Boris Johnson last week announced the ending of England’s last remaining coronavirus rules. His diktat is being followed by Denmark and Norway. Free testing is set to end within weeks, and virus surveillance programmes are being wound down. Covid, according to right wing leaders, is history. But professor Christina Pagel, from London’s University College, said the “normal” life we are returning to will now be “shorter and sicker on average than before.”
Pagel points out that the right’s “living with Covid” pronouncements are based on the idea that since vaccinations, the disease is now no more dangerous than seasonal flu. “Covid has been and remains worse,” she says. “The proportion of people who die once they’ve caught it was initially about ten times higher than for flu. “But it’s still almost twice as high as for flu—and yes, this still holds for Omicron.”
The impact of Covid is worse because it is so much more transmissible than flu. Now that all measures to slow transmission have ended, the virus is much freer to spread. Pagel says the pre-2020 world no longer exists, with many people facing “repeated Covid infections over the coming years”.

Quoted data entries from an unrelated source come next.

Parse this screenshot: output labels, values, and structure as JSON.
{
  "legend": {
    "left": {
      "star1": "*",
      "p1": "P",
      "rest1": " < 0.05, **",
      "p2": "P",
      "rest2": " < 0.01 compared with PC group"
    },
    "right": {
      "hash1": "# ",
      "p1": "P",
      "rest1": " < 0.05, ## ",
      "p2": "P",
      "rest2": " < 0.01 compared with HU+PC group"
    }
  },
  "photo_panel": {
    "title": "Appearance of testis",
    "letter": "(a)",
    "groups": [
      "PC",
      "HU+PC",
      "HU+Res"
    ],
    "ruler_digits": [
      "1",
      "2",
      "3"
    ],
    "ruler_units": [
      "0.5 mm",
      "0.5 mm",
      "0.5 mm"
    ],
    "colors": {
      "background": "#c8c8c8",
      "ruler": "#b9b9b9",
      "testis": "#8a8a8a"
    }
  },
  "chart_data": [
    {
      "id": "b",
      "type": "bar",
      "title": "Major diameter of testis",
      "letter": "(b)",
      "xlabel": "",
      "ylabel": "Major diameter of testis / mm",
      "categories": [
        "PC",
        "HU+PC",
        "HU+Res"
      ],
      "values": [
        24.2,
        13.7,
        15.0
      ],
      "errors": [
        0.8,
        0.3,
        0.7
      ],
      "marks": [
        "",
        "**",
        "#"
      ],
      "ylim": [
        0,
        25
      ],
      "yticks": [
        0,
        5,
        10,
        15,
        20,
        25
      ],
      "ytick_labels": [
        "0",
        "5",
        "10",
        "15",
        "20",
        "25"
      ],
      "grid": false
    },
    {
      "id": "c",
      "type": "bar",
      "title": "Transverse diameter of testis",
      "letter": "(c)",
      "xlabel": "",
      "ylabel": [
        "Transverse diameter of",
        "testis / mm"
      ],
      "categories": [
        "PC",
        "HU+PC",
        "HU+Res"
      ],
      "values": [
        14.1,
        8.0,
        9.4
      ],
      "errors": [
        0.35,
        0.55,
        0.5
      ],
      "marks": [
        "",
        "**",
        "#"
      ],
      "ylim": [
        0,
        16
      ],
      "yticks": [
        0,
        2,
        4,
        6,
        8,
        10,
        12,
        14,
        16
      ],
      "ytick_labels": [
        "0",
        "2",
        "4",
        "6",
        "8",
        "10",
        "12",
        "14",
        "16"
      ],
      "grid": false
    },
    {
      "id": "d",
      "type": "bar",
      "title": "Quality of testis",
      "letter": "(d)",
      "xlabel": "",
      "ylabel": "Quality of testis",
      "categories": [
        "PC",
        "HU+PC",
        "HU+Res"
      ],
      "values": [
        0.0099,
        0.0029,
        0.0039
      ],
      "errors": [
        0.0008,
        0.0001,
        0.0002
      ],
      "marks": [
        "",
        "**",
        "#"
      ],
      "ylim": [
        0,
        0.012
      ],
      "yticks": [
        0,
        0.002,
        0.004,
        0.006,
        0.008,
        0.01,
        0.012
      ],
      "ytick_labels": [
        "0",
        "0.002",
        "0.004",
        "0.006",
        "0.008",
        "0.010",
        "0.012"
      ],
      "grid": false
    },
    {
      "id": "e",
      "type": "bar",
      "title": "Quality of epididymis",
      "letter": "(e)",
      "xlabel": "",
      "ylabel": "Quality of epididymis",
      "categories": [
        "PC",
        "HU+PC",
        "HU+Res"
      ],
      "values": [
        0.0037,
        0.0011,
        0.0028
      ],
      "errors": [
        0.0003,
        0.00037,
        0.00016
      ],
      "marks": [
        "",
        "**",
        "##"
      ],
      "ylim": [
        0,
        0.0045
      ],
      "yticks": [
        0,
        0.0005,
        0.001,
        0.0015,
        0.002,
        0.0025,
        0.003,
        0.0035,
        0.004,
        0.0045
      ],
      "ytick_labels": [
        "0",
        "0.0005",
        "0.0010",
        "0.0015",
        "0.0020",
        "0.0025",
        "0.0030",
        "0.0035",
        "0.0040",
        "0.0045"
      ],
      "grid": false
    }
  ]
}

With Covid now enjoying the freedom to mutate, the danger of new variants is high. And there is no scientific basis for assuming that each new strain will be milder than the last. Huge parts of the world remain mostly unvaccinated, while their health services and public health systems have been wrecked. And the ability of Covid to strike countries with well-funded services should be a warning to those abandoning safety measures.
Hong Kong is in the grip of its worst wave of infections yet. The state this week confirmed more than 34,000 daily cases and was forced into a city-wide lockdown. The government had used a mobile phone app to track infections. But it took this offline last year as the number of cases dropped and track and trace measures were abandoned.